This continues a discussion on the El Faro thread concerning the utility of anemometers.
When I went to maritime academy we were taught how to determine true wind direction and speed using an anemometer, a maneuvering board and vector diagrams (remember those?). Well and good. Then I graduated and began working in the Bering Sea. We had anemometers. Sometimes they were to be trusted. Sometimes not. Sometimes they “worked“, but the reading was patently false. Venturi effects and wind channeling peculiar to the wheelhouse structure affected the anemometer on certain courses at a certain wind speeds.
Few skippers really cared, because most of them determined true wind by looking out the window and at the gyrocompass. The angle of the waves to ship’s heading told you wind direction. The faculty of judging of wind speed was developed by a curious osmosis of studying the sea state when the anemometer deigned to work, listening to the weather reports of nearby vessels, and, most importantly, by referring to the Beaufort Scale. Admiral Beaufort knew his stuff, and the laws of physics have not been repealed or altered since he came up with his scale in 1805. In the GoA and Bering Sea in Winter, in a 200’ boat, you got good at judging wind direction really quick.
One could say that reading an anemometer requires no experience. That would be correct, but doesn’t acknowledge the fact that anemometers can blithely lie. And how many times did a mate do vector diagram, get it wrong, and blithely log the results?
What did we do at night? Simple. We turned on the decklights and looked at the sea. The horror! Weren’t all those cones and rods in our eyeballs fried?
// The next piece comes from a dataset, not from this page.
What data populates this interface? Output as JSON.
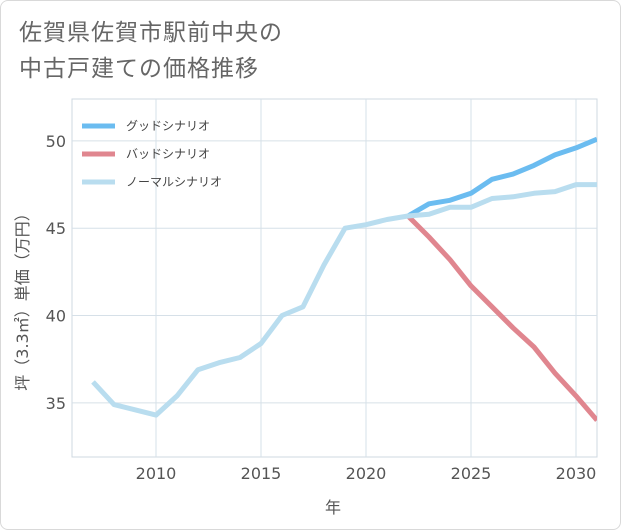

They were already offended by all the radars and indicator lights in the wheelhouse, so no harm was really done.
When the atmosphere was white with flying spray and the wind was past 100 knots (which was not as rare as we would have preferred) our cheap anemometers died of fright anyway. (Thanks “Kraken” for the tip on Ultrasonic 2-axis anemometers. We will look into those…).
I do some training with some state school maritime academy students nowadays. They are bright, well-motivated, and learn quickly. Nevertheless, one or two years into the academy, some are unable to tell which way the true wind is coming from just by studying the sea, mostly in light winds. Similarly unaware of the importance of tidal currents in navigation. But then they are here to learn, and they have to start somewhere. I just hope the academy makes a big deal about these basic facets of a deck officer’s life, later on in their training. Sometimes we lose the forest for the trees.
Someone with a mate’s license has no excuse not knowing how to estimate the wind with nothing but a compass. Years ago I was captain of a freighter in the middle of the Gulf of Alaska. Our true course was about 270 degrees. A 15-knot wind was coming dead out of the West. At about 0100 hours with an overcast sky, the gyrocompass tumbled due to a momentary loss of a genset. Standard procedure: steer by magnetic compass until the gyro settled down. Trouble was, it was a new boat, and being an uninspected vessel, the position of the binnacle was not as rigidly prescribed as it would be otherwise. In short, it was not placed near enough to the steering station to be useful. Stupid, I know. It was changed after the voyage. But there we were, in pre-GPS days. The mate on watch called me immediately and asked me what to do.
The situation was ridiculous in regards to binnacle placement, but not a total loss. The wind was from the West and were headed west at 11 knots. It was easy, I said. The helmsman should keep the bow at right angles to the waves, while the mate kept an eye on the magnetic compass, until the gyro settled. No targets on the radar screen, on a normally empty bit of ocean.
Neither the mate or the helmsman could do it! They had absolutely no idea of how to tell the direction of the waves, and therefore how to steer into them! First one and then the other took the wheel and yawed about, while the other called out headings and corrections. Long story short, I had to stay up there for the 90 minutes and steer myself.
After that I took it on myself to make sure mates and helmsman could do what should have been second nature to an experienced mariner. Nowadays we have in-company training. We have a training boat. If you jump from OS to AB, or AB to mate, you put in your time on the training boat to learn piloting, a part of which is judging the wind. I find the same thing. Lots of “experienced” seaman are clueless about sizing up the wind visually.
Dear Ann Landers: Am I hopelessly out of date? Signed: Blow Hard in Seattle.